# Link based ranking



## 📚 Exercise 1: Page rank  (Eigen-vector method)

In the first exercise, we implement the Page Rank algorithm using Eigen vector method.


### Goal:
1. Implementing Page rank with Eigen-vector method.
2. Testing the implemented method on a small Web with three pages (with four different link structures).

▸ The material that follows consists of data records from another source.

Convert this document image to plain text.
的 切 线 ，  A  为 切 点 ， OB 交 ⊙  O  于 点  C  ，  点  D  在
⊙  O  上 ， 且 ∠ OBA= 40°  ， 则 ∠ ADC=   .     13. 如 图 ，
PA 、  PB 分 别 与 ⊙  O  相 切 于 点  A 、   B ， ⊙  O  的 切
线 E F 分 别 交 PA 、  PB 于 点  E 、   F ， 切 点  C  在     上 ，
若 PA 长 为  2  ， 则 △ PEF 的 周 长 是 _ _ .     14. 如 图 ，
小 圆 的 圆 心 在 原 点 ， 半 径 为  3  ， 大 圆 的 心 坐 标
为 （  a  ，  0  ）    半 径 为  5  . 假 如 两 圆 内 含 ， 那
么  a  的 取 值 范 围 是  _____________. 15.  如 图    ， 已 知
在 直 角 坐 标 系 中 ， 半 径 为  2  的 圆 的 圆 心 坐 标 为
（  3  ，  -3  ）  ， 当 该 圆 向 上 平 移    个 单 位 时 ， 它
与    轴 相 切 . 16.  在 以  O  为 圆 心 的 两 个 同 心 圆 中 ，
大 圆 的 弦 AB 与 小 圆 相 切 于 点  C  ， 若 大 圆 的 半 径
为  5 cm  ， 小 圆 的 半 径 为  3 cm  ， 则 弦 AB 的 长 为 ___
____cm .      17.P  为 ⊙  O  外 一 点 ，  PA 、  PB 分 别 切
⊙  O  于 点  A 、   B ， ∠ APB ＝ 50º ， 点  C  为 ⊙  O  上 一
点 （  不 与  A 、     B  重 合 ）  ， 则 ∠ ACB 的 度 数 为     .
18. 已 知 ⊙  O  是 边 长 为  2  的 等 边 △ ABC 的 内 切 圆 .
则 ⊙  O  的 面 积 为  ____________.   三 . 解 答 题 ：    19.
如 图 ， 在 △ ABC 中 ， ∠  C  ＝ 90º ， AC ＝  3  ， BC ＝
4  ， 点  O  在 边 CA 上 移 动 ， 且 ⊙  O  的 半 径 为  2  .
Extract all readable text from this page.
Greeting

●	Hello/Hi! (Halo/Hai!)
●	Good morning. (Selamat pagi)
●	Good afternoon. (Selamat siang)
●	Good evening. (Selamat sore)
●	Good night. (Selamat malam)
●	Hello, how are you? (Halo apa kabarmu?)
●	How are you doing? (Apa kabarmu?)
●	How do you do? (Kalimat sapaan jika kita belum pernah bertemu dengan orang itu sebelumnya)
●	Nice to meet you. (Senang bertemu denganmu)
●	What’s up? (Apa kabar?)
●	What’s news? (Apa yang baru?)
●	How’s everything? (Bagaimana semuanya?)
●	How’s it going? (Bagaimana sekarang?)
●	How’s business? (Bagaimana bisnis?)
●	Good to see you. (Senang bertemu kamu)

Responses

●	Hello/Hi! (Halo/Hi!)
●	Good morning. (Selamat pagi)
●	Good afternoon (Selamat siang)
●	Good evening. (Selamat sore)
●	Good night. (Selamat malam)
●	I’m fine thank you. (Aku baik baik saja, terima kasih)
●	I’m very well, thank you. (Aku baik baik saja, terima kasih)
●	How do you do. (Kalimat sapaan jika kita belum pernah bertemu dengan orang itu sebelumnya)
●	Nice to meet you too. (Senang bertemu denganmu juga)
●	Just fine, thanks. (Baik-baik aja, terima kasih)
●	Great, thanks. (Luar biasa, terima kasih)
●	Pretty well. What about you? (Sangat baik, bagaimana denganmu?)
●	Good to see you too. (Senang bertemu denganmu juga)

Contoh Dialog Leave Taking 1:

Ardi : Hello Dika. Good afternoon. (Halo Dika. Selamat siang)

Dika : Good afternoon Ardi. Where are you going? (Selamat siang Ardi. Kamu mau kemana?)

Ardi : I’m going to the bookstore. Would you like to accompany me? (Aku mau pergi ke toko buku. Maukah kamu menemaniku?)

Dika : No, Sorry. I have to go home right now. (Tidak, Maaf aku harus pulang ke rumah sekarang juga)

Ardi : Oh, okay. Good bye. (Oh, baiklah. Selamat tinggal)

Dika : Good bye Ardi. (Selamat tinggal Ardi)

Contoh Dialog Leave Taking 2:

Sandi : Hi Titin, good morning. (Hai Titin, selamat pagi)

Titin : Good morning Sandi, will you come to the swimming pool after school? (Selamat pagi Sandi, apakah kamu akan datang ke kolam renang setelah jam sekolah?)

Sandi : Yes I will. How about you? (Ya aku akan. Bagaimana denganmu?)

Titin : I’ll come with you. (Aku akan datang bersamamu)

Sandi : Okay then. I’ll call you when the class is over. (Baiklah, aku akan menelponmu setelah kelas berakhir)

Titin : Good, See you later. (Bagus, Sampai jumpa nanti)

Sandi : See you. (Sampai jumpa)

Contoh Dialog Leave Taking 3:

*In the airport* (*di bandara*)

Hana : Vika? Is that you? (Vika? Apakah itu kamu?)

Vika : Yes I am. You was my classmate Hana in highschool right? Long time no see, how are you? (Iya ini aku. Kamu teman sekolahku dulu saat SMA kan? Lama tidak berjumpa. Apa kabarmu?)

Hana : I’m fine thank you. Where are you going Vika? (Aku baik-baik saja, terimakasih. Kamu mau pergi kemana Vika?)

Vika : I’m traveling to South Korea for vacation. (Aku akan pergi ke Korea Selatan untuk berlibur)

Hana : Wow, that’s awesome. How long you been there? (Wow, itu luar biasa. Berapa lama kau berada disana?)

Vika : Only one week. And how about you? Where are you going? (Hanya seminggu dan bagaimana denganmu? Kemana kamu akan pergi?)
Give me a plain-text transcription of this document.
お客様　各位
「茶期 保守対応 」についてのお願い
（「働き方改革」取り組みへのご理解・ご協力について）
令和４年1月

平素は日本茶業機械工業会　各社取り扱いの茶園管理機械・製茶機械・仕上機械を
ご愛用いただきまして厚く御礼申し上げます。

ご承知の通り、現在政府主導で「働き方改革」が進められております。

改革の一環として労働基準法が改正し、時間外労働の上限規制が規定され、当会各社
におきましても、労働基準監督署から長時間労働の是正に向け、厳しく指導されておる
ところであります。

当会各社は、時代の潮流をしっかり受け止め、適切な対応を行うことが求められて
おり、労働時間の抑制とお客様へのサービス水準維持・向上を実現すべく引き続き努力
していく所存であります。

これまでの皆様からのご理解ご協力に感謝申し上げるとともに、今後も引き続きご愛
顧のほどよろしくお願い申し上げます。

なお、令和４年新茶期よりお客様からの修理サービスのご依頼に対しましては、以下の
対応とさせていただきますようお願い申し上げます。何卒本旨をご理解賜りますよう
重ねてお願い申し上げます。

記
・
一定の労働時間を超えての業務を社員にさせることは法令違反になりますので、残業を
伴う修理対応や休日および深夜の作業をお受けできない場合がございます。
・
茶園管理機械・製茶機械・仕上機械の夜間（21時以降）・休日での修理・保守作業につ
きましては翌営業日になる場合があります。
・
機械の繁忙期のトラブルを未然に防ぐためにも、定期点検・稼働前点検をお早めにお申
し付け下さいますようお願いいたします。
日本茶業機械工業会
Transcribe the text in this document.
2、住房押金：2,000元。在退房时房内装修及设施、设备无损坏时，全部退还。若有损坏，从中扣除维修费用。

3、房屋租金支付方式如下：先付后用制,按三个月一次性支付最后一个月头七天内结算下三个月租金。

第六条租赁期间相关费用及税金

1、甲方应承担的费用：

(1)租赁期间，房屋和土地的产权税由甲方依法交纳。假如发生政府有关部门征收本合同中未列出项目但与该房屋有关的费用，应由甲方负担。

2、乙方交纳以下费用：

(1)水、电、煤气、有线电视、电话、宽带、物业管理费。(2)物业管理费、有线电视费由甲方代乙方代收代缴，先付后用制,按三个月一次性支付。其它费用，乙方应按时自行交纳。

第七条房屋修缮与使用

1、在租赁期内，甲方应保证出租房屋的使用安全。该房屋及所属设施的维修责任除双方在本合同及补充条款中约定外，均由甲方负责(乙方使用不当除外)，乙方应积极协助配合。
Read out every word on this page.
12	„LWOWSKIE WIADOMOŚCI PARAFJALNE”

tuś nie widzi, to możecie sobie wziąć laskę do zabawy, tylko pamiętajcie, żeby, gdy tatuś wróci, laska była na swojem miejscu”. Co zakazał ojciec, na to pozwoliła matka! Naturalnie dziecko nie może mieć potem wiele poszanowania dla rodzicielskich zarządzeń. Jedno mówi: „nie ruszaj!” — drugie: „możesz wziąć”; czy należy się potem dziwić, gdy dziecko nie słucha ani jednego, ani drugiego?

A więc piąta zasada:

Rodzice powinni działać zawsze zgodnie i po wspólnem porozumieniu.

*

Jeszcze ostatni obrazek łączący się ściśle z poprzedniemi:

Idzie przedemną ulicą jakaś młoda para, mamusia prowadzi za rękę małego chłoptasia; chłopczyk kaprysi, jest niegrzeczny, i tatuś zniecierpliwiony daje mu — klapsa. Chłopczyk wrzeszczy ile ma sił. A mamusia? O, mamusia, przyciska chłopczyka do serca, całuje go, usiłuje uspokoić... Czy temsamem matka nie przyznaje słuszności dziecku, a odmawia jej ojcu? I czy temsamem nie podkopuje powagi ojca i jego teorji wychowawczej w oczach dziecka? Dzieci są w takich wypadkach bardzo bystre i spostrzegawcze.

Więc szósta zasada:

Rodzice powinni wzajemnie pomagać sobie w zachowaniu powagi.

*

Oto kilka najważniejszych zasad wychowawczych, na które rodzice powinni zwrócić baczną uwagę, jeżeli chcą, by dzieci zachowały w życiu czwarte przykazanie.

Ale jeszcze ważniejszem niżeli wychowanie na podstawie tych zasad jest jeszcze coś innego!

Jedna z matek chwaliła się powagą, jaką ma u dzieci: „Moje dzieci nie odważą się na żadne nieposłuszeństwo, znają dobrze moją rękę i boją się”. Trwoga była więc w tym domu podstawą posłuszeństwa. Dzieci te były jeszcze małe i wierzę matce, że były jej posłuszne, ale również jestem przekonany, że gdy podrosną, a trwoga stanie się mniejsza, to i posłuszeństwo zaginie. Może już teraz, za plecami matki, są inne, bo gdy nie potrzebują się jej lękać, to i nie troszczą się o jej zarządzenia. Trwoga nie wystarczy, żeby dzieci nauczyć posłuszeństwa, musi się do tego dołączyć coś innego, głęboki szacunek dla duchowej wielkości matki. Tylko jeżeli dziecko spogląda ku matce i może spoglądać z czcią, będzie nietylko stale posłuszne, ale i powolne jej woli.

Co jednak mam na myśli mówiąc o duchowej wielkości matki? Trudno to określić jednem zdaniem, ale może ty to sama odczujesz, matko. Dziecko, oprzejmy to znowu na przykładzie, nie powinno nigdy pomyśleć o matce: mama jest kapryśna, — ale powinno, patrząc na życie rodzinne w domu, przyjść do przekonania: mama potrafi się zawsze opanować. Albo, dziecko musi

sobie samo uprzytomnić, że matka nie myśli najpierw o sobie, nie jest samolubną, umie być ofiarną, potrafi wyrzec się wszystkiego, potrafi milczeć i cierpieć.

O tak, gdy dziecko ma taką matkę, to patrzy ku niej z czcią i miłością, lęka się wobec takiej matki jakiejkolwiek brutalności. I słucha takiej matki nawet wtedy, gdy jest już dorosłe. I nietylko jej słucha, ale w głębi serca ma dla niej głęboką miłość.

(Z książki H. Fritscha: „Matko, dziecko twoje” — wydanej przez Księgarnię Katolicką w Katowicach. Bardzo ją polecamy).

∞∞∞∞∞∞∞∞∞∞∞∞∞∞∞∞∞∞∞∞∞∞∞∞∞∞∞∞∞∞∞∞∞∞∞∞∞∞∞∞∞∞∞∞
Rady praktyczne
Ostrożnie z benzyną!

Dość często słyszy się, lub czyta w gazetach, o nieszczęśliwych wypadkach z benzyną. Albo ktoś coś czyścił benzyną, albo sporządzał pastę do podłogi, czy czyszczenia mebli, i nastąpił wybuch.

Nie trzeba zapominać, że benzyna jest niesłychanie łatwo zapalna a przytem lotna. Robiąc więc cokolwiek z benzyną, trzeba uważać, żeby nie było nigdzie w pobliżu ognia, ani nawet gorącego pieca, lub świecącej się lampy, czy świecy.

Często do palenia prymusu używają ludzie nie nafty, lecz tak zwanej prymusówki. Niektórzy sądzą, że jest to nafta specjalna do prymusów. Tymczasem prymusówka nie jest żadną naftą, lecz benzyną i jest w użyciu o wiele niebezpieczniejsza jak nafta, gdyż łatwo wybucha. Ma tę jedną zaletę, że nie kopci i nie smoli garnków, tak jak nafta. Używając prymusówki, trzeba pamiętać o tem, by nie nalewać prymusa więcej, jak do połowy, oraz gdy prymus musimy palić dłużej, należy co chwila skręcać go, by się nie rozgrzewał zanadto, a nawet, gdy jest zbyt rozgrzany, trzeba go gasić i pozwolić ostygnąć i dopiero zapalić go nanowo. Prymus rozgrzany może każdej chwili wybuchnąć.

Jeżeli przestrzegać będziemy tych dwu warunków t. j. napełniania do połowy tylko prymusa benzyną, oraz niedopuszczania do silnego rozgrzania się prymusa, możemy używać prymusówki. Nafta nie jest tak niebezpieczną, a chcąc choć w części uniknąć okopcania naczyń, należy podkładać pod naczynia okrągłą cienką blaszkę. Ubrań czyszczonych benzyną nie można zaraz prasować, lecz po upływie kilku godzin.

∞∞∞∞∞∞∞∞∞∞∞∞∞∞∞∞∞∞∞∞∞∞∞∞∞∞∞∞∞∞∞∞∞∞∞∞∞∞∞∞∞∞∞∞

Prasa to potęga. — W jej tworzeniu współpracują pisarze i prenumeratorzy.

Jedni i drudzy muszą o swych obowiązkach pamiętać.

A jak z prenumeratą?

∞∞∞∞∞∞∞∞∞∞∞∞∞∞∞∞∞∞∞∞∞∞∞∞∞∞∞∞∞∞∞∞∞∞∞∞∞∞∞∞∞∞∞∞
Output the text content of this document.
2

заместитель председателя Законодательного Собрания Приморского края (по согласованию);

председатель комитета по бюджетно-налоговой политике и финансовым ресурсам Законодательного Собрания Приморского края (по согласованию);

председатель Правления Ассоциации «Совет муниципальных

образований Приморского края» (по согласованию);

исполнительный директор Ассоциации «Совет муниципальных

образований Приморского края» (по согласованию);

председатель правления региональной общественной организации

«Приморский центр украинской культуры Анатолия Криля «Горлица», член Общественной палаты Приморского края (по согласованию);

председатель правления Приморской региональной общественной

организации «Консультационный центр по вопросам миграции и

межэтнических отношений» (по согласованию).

### What you are learning in this exercise:
1. Analyzing the output of PageRank for different link structures.

**Preliminaries:** If you want to normalize a vector to L1-norm or L2-norm, you can use `numpy` library as follows:

In [2]:
from __future__ import print_function, division
import numpy as np

pr = np.array([1,2,3])
print("L1-norm of {0} is {1}".format(pr, pr / np.linalg.norm(pr,1)))
print("L2-norm of {0} is {1}".format(pr, pr / np.linalg.norm(pr,2)))

L1-norm of [1 2 3] is [0.16666667 0.33333333 0.5       ]
L2-norm of [1 2 3] is [0.26726124 0.53452248 0.80178373]


## Links structure
Consider a tiny Web with three pages A, B and C with no inlinks, and with initial PageRank = 1. Initially, none of the pages link to any other pages and none link to them. 
Run your algorithm for the following cases, and calculate the PageRank for
each case:

1. Link page A to page B.
2. Link all pages to each other.
3. Link page A to both B and C, and link pages B and C to A.
4. Use the previous links and add a link from page C to page B.

**Hints:**
Please note that for this section, we are using the theoretical PageRank computation (without source of rank). See the slide "Transition Matrix for Random Walker" in the lecture notes. Columns of link matrix are from-vertex, rows of link matrix are to-vertex. We take the eigenvector with the largest eigenvalue.
We only care about final ranking of the probability vector. You can choose the normalization (or not) of your choice.

In [13]:
# Implement your code here
def pagerank_eigen(L, R=None):
    if R is None: # We might want to compute R outside this function to avoid recomputing large matrix
        # Construct transition probability matrix from L
        _,cols = L.shape
        R = np.zeros(L.shape)
        for col in range(cols):
            R[:][col] = L[:][col] / np.linalg.norm(L[:][col],2)
    # Compute eigen-vectors and eigen-values of R
    eigenvalues, eigenvectors = np.linalg.eig(R)
    # Take the eigen-vector with maximum eigven-value
    p = eigenvectors[:,np.argmax(eigenvalues)]
    return (R,p)

In [14]:
# Test with a sample case, e.g.
L = np.matrix([
    [0,1,1], 
    [1,0,1], 
    [1,1,0]
])
R,p = pagerank_eigen(L)
print("L={0}\nR={1}\np={2}".format(L,R,p))

L=[[0 1 1]
 [1 0 1]
 [1 1 0]]
R=[[0.         0.70710678 0.70710678]
 [0.70710678 0.         0.70710678]
 [0.70710678 0.70710678 0.        ]]
p=[0.57735027 0.57735027 0.57735027]


## 📚 Exercise 2: Page rank  (Iterative method)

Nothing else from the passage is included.